The Uniformed Services Employment and Reemployment Rights Act (USERRA) provides that employees returning to work from a military leave must be reemployed in the “position of employment in which they would have been employed” had their employment not been interrupted by military service (the so-called “escalator principle”). The Eighth Circuit recently decided a case applying this law to an employee who was terminated upon his return to work. In Milhauser v. Minco Products, Inc., the plaintiff worked as a maintenance technician. He was selected for termination as part of a reduction in force, as his supervisor considered his performance and skill set lacking as compared to other potential candidates for termination. Milhauser sued under USERRA, claiming his employer violated the above-referenced reemployment requirements. The employer argued Milhauser would have been terminated even if he had not left for military service.
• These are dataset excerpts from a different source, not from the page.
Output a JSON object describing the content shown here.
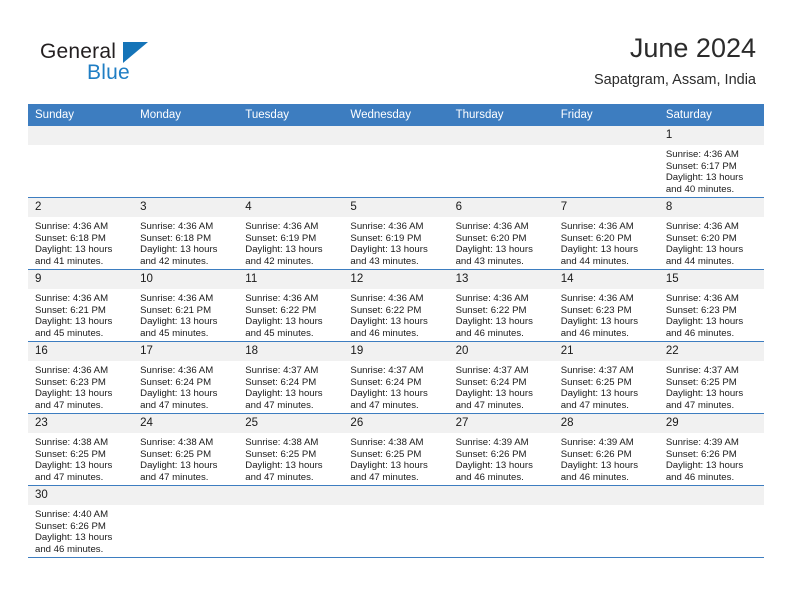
{
  "brand": {
    "name_line1": "General",
    "name_line2": "Blue",
    "accent_color": "#1f7ec4",
    "triangle_color": "#1574b8"
  },
  "header": {
    "title": "June 2024",
    "subtitle": "Sapatgram, Assam, India"
  },
  "theme": {
    "header_bar_color": "#3d7dc0",
    "daynum_band_color": "#f1f1f1",
    "row_divider_color": "#3d7dc0"
  },
  "weekday_headers": [
    "Sunday",
    "Monday",
    "Tuesday",
    "Wednesday",
    "Thursday",
    "Friday",
    "Saturday"
  ],
  "labels": {
    "sunrise_prefix": "Sunrise: ",
    "sunset_prefix": "Sunset: ",
    "daylight_prefix": "Daylight: "
  },
  "weeks": [
    [
      {
        "day": "",
        "sunrise": "",
        "sunset": "",
        "daylight_line1": "",
        "daylight_line2": ""
      },
      {
        "day": "",
        "sunrise": "",
        "sunset": "",
        "daylight_line1": "",
        "daylight_line2": ""
      },
      {
        "day": "",
        "sunrise": "",
        "sunset": "",
        "daylight_line1": "",
        "daylight_line2": ""
      },
      {
        "day": "",
        "sunrise": "",
        "sunset": "",
        "daylight_line1": "",
        "daylight_line2": ""
      },
      {
        "day": "",
        "sunrise": "",
        "sunset": "",
        "daylight_line1": "",
        "daylight_line2": ""
      },
      {
        "day": "",
        "sunrise": "",
        "sunset": "",
        "daylight_line1": "",
        "daylight_line2": ""
      },
      {
        "day": "1",
        "sunrise": "Sunrise: 4:36 AM",
        "sunset": "Sunset: 6:17 PM",
        "daylight_line1": "Daylight: 13 hours",
        "daylight_line2": "and 40 minutes."
      }
    ],
    [
      {
        "day": "2",
        "sunrise": "Sunrise: 4:36 AM",
        "sunset": "Sunset: 6:18 PM",
        "daylight_line1": "Daylight: 13 hours",
        "daylight_line2": "and 41 minutes."
      },
      {
        "day": "3",
        "sunrise": "Sunrise: 4:36 AM",
        "sunset": "Sunset: 6:18 PM",
        "daylight_line1": "Daylight: 13 hours",
        "daylight_line2": "and 42 minutes."
      },
      {
        "day": "4",
        "sunrise": "Sunrise: 4:36 AM",
        "sunset": "Sunset: 6:19 PM",
        "daylight_line1": "Daylight: 13 hours",
        "daylight_line2": "and 42 minutes."
      },
      {
        "day": "5",
        "sunrise": "Sunrise: 4:36 AM",
        "sunset": "Sunset: 6:19 PM",
        "daylight_line1": "Daylight: 13 hours",
        "daylight_line2": "and 43 minutes."
      },
      {
        "day": "6",
        "sunrise": "Sunrise: 4:36 AM",
        "sunset": "Sunset: 6:20 PM",
        "daylight_line1": "Daylight: 13 hours",
        "daylight_line2": "and 43 minutes."
      },
      {
        "day": "7",
        "sunrise": "Sunrise: 4:36 AM",
        "sunset": "Sunset: 6:20 PM",
        "daylight_line1": "Daylight: 13 hours",
        "daylight_line2": "and 44 minutes."
      },
      {
        "day": "8",
        "sunrise": "Sunrise: 4:36 AM",
        "sunset": "Sunset: 6:20 PM",
        "daylight_line1": "Daylight: 13 hours",
        "daylight_line2": "and 44 minutes."
      }
    ],
    [
      {
        "day": "9",
        "sunrise": "Sunrise: 4:36 AM",
        "sunset": "Sunset: 6:21 PM",
        "daylight_line1": "Daylight: 13 hours",
        "daylight_line2": "and 45 minutes."
      },
      {
        "day": "10",
        "sunrise": "Sunrise: 4:36 AM",
        "sunset": "Sunset: 6:21 PM",
        "daylight_line1": "Daylight: 13 hours",
        "daylight_line2": "and 45 minutes."
      },
      {
        "day": "11",
        "sunrise": "Sunrise: 4:36 AM",
        "sunset": "Sunset: 6:22 PM",
        "daylight_line1": "Daylight: 13 hours",
        "daylight_line2": "and 45 minutes."
      },
      {
        "day": "12",
        "sunrise": "Sunrise: 4:36 AM",
        "sunset": "Sunset: 6:22 PM",
        "daylight_line1": "Daylight: 13 hours",
        "daylight_line2": "and 46 minutes."
      },
      {
        "day": "13",
        "sunrise": "Sunrise: 4:36 AM",
        "sunset": "Sunset: 6:22 PM",
        "daylight_line1": "Daylight: 13 hours",
        "daylight_line2": "and 46 minutes."
      },
      {
        "day": "14",
        "sunrise": "Sunrise: 4:36 AM",
        "sunset": "Sunset: 6:23 PM",
        "daylight_line1": "Daylight: 13 hours",
        "daylight_line2": "and 46 minutes."
      },
      {
        "day": "15",
        "sunrise": "Sunrise: 4:36 AM",
        "sunset": "Sunset: 6:23 PM",
        "daylight_line1": "Daylight: 13 hours",
        "daylight_line2": "and 46 minutes."
      }
    ],
    [
      {
        "day": "16",
        "sunrise": "Sunrise: 4:36 AM",
        "sunset": "Sunset: 6:23 PM",
        "daylight_line1": "Daylight: 13 hours",
        "daylight_line2": "and 47 minutes."
      },
      {
        "day": "17",
        "sunrise": "Sunrise: 4:36 AM",
        "sunset": "Sunset: 6:24 PM",
        "daylight_line1": "Daylight: 13 hours",
        "daylight_line2": "and 47 minutes."
      },
      {
        "day": "18",
        "sunrise": "Sunrise: 4:37 AM",
        "sunset": "Sunset: 6:24 PM",
        "daylight_line1": "Daylight: 13 hours",
        "daylight_line2": "and 47 minutes."
      },
      {
        "day": "19",
        "sunrise": "Sunrise: 4:37 AM",
        "sunset": "Sunset: 6:24 PM",
        "daylight_line1": "Daylight: 13 hours",
        "daylight_line2": "and 47 minutes."
      },
      {
        "day": "20",
        "sunrise": "Sunrise: 4:37 AM",
        "sunset": "Sunset: 6:24 PM",
        "daylight_line1": "Daylight: 13 hours",
        "daylight_line2": "and 47 minutes."
      },
      {
        "day": "21",
        "sunrise": "Sunrise: 4:37 AM",
        "sunset": "Sunset: 6:25 PM",
        "daylight_line1": "Daylight: 13 hours",
        "daylight_line2": "and 47 minutes."
      },
      {
        "day": "22",
        "sunrise": "Sunrise: 4:37 AM",
        "sunset": "Sunset: 6:25 PM",
        "daylight_line1": "Daylight: 13 hours",
        "daylight_line2": "and 47 minutes."
      }
    ],
    [
      {
        "day": "23",
        "sunrise": "Sunrise: 4:38 AM",
        "sunset": "Sunset: 6:25 PM",
        "daylight_line1": "Daylight: 13 hours",
        "daylight_line2": "and 47 minutes."
      },
      {
        "day": "24",
        "sunrise": "Sunrise: 4:38 AM",
        "sunset": "Sunset: 6:25 PM",
        "daylight_line1": "Daylight: 13 hours",
        "daylight_line2": "and 47 minutes."
      },
      {
        "day": "25",
        "sunrise": "Sunrise: 4:38 AM",
        "sunset": "Sunset: 6:25 PM",
        "daylight_line1": "Daylight: 13 hours",
        "daylight_line2": "and 47 minutes."
      },
      {
        "day": "26",
        "sunrise": "Sunrise: 4:38 AM",
        "sunset": "Sunset: 6:25 PM",
        "daylight_line1": "Daylight: 13 hours",
        "daylight_line2": "and 47 minutes."
      },
      {
        "day": "27",
        "sunrise": "Sunrise: 4:39 AM",
        "sunset": "Sunset: 6:26 PM",
        "daylight_line1": "Daylight: 13 hours",
        "daylight_line2": "and 46 minutes."
      },
      {
        "day": "28",
        "sunrise": "Sunrise: 4:39 AM",
        "sunset": "Sunset: 6:26 PM",
        "daylight_line1": "Daylight: 13 hours",
        "daylight_line2": "and 46 minutes."
      },
      {
        "day": "29",
        "sunrise": "Sunrise: 4:39 AM",
        "sunset": "Sunset: 6:26 PM",
        "daylight_line1": "Daylight: 13 hours",
        "daylight_line2": "and 46 minutes."
      }
    ],
    [
      {
        "day": "30",
        "sunrise": "Sunrise: 4:40 AM",
        "sunset": "Sunset: 6:26 PM",
        "daylight_line1": "Daylight: 13 hours",
        "daylight_line2": "and 46 minutes."
      },
      {
        "day": "",
        "sunrise": "",
        "sunset": "",
        "daylight_line1": "",
        "daylight_line2": ""
      },
      {
        "day": "",
        "sunrise": "",
        "sunset": "",
        "daylight_line1": "",
        "daylight_line2": ""
      },
      {
        "day": "",
        "sunrise": "",
        "sunset": "",
        "daylight_line1": "",
        "daylight_line2": ""
      },
      {
        "day": "",
        "sunrise": "",
        "sunset": "",
        "daylight_line1": "",
        "daylight_line2": ""
      },
      {
        "day": "",
        "sunrise": "",
        "sunset": "",
        "daylight_line1": "",
        "daylight_line2": ""
      },
      {
        "day": "",
        "sunrise": "",
        "sunset": "",
        "daylight_line1": "",
        "daylight_line2": ""
      }
    ]
  ]
}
Thus, it claimed, it complied with the escalator principle, even in terminating Milhauser’s employment.
Seems like a risky argument, no? Well the court bought it, and the Eighth Circuit affirmed. The employer presented enough evidence to prove Milhauser would have been terminated whether or not he took a military leave. The court noted that USERRA regulations state that “depending on the circumstances, the escalator principle may cause an employee to be reemployed in a higher or lower position, laid off, or even terminated.”
While this case is good news in that it provides employers with flexibility in addressing workplace needs, please don’t take this case to mean you can do whatever you like with respect to the employment of returning military members. Tread carefully and check with counsel.